The UKGTS (UK Glaucoma Treatment Study)
The UKGTS (UK Glaucoma Treatment Study) is a randomised, double-masked, placebo-controlled treatment study to demonstrate the effectiveness of latanoprost (xalatan) in reducing the frequency of glaucoma progression compared to placebo-treated eyes (primary outcome).
The main secondary outcomes of the study are the identification of risk factors for progressive glaucoma and an evaluation of the imaging technniquea currently used to measure the rate of progression of the disease. These techniques involve quantitative imaging technology to measure the optic nerve head (ONH) and retinal nerve fibre layer (RNFL), and conventional perimetry to measure visual field. It is anticipated that this data will enable improved study designs for subsequent clinical trials.
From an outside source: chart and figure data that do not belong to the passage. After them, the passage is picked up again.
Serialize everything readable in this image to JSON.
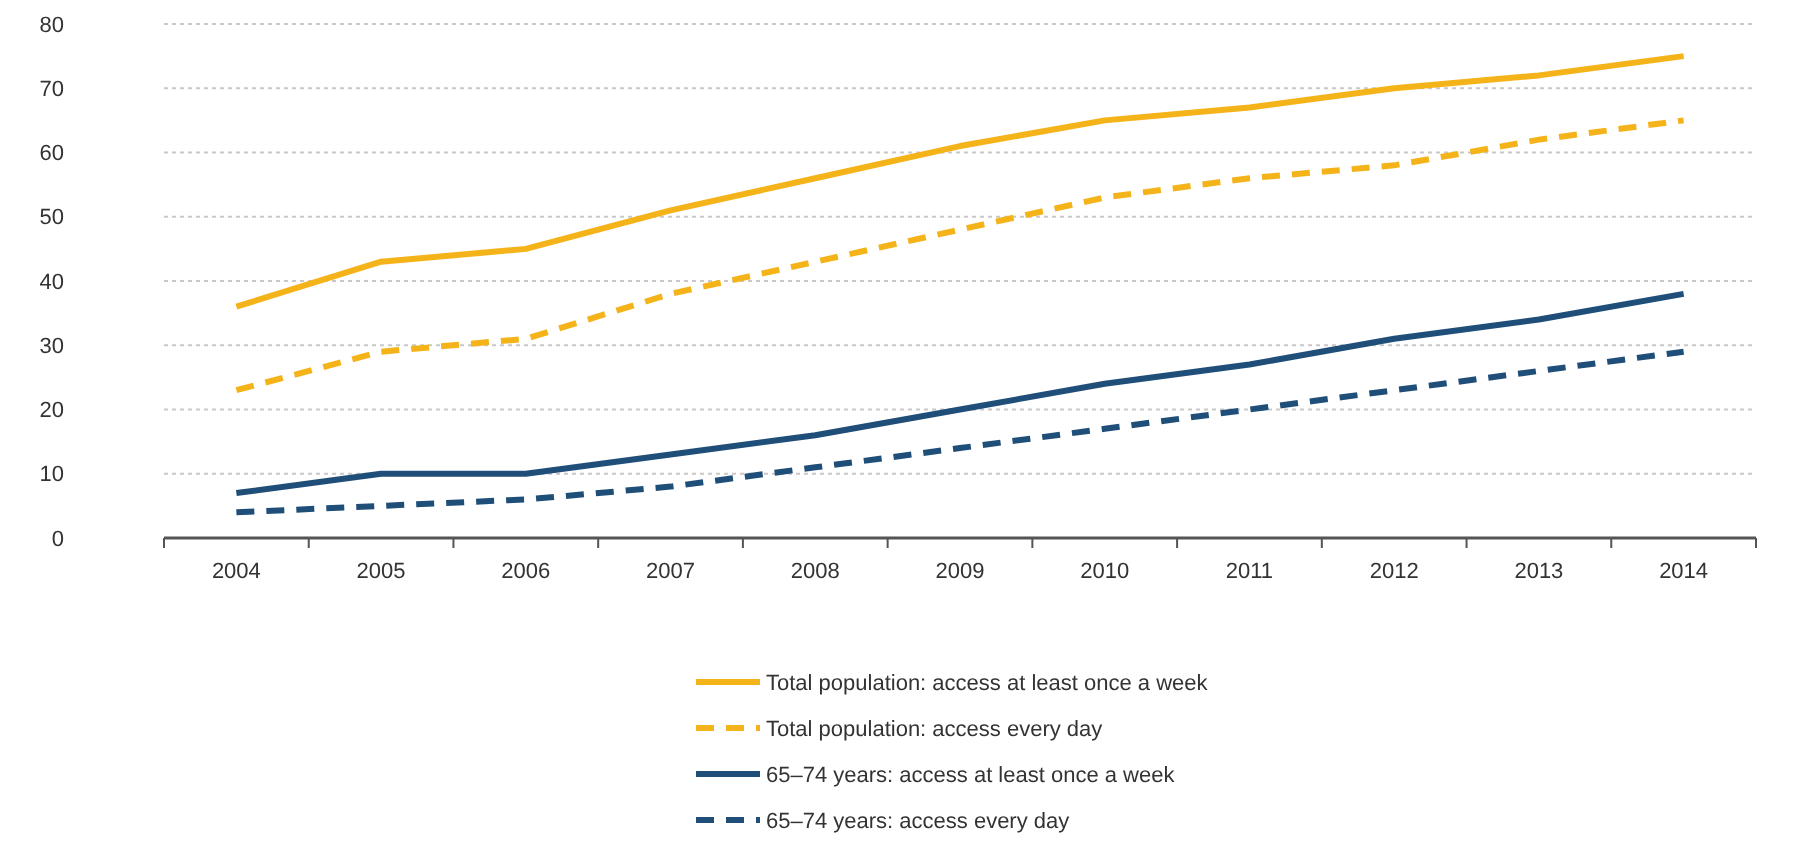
{
  "chart_data": {
    "type": "line",
    "categories": [
      "2004",
      "2005",
      "2006",
      "2007",
      "2008",
      "2009",
      "2010",
      "2011",
      "2012",
      "2013",
      "2014"
    ],
    "series": [
      {
        "name": "Total population: access at least once a week",
        "color": "#f5b31a",
        "line_style": "solid",
        "values": [
          36,
          43,
          45,
          51,
          56,
          61,
          65,
          67,
          70,
          72,
          75
        ]
      },
      {
        "name": "Total population: access every day",
        "color": "#f5b31a",
        "line_style": "dashed",
        "values": [
          23,
          29,
          31,
          38,
          43,
          48,
          53,
          56,
          58,
          62,
          65
        ]
      },
      {
        "name": "65–74 years: access at least once a week",
        "color": "#1f4e79",
        "line_style": "solid",
        "values": [
          7,
          10,
          10,
          13,
          16,
          20,
          24,
          27,
          31,
          34,
          38
        ]
      },
      {
        "name": "65–74 years: access every day",
        "color": "#1f4e79",
        "line_style": "dashed",
        "values": [
          4,
          5,
          6,
          8,
          11,
          14,
          17,
          20,
          23,
          26,
          29
        ]
      }
    ],
    "ylim": [
      0,
      80
    ],
    "yticks": [
      0,
      10,
      20,
      30,
      40,
      50,
      60,
      70,
      80
    ],
    "grid": "y",
    "legend": "bottom",
    "marker": "none"
  }
}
EAGLE is an international multi-centre pragmatic randomised controlled trial (RCT) funded by the Medical Research Council. It aims to establish whether removal of the lens of the eye (lens extraction) in patients newly diagnosed with Primary Angle Closure Glaucoma, results in better health (as reported by the patient), improved vision, lower intraocular pressure (IOP) and other improved outcomes, compared with standard management.
The Moorfields Motion Displacement Test (MDT)
This is a new test for glaucoma diagnosis that has been developed through 20 years of work. It is affordable, portable, easily understood by patients and is not affected by the presence of cataract and refractive error.
For more information visit the MDT website.
The EPIC Norfolk Study – eye and vision module
The European Prospective Investigation of Cancer (EPIC) investigates the effect of diet on long-term health and over 6,000 participants have been examined to date. The eye module is a key component of this study.
UK Biobank Eye Study
We are responsible for the eye component of the nationwide UK Biobank project, which aims to shed light on many of the most common debilitating diseases by studying genetic and molecular information from samples obtained from over 100,000 people around the UK.